If you’re wondering how that’s possible, well, an example we’ve used earlier is the startup known as Physics Wallah (PW) which is first and foremost a YouTube channel.

A quick LinkedIn search says that it has over 6,500 employees now. Probably to teach, build apps, and market its products. These folks get paid their salaries, and like all of us, they probably saved some and spent the rest — perhaps bought a new phone, spent it on a nice meal, or watched a movie. Their spending in turn creates more jobs and aids economic activity.

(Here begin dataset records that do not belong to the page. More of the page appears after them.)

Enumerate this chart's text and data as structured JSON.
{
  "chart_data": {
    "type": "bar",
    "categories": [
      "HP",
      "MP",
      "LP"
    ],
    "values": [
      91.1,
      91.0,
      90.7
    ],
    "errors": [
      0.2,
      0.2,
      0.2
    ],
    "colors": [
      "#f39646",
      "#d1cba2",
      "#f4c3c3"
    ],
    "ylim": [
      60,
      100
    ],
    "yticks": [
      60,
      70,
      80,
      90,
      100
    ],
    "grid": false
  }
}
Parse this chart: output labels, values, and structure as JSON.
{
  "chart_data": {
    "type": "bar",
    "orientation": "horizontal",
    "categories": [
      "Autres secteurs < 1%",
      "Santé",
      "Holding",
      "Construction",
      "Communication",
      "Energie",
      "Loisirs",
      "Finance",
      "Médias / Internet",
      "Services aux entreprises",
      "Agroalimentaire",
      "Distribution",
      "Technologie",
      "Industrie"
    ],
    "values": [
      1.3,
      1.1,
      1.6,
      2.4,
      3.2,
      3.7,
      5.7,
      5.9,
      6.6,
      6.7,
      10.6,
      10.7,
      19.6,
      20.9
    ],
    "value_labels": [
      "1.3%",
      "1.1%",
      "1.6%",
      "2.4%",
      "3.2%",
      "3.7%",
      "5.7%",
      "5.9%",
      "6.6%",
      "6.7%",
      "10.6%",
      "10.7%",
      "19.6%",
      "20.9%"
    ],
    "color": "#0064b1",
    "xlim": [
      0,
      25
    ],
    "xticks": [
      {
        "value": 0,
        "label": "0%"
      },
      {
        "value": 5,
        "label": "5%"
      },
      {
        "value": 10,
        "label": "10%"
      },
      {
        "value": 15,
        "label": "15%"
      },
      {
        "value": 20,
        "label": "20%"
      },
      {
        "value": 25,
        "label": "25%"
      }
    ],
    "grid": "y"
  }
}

PW also leases office space, rents and buys equipment, and spends on IT services…all this creates indirect jobs too.

All this is the trickle-down effect of the creator economy. And yeah, this can propel India to that $1 trillion digital economy mark.

#3 India’s new gateway to the world is SaaS

For a long time, if you used India and technology in the same sentence, everyone would assume you were talking about IT firms like Infosys or Wipro.

But not anymore. Today, India and technology in the same breath conjure up images of young Software-as-a-Service (SaaS) companies. While Indian SaaS companies have just a 5% share of global revenues in 2022, by 2030, the good folks behind the report believe that we could hit the 10–12% mark.

But wait…what’s SaaS, anyway?

Okay, back in the day, if you wanted a messaging application to help improve workplace communication, you’d have to install a clunky piece of software on every computer in the office. It was cumbersome. But then, the cloud emerged. You just needed access to the internet and you could easily use the messaging app without it taking truckloads of space in the computer. Crudely put, that’s SaaS or Software-as-a-service.

And over 30% of the software sold in the market today takes this form.

Indian companies have capitalized on this trend. We have over 1,500 funded companies building all kinds of SaaS products — from simple helpdesks that help with customer support to HR management tools that can manage the recruitment and payroll process to sales lead management systems. We’re talking about companies like Freshworks, Browserstack, Postman, and Leadsquared, of course.

And yeah, we’re selling this software to the world. In fact, 75% of the revenues of Indian SaaS companies now come from global customers.

The pandemic might have helped our cause too. Everyone was busy buying cloud software to meet their needs of going remote. And most transactions were signed, sealed, and delivered virtually. We didn’t need fancy global offices to convince the world of our software prowess.

The end result of this?

We’ve grown from just 2 SaaS unicorns (valued at over $1 billion) in 2018 to over 20 of them in 2022.

And you can be sure there are more on the anvil. Because when investors were asked which sector they’d bet their money on in the next couple of years, 77% of them picked SaaS. Yup, fintech which was once the darling of investors came second with 59%.

So yeah, there are lots of cool insights like this in the report. But that’s all we could pack in for now. What do you think of the prospects for India’s ‘e-Conomy?’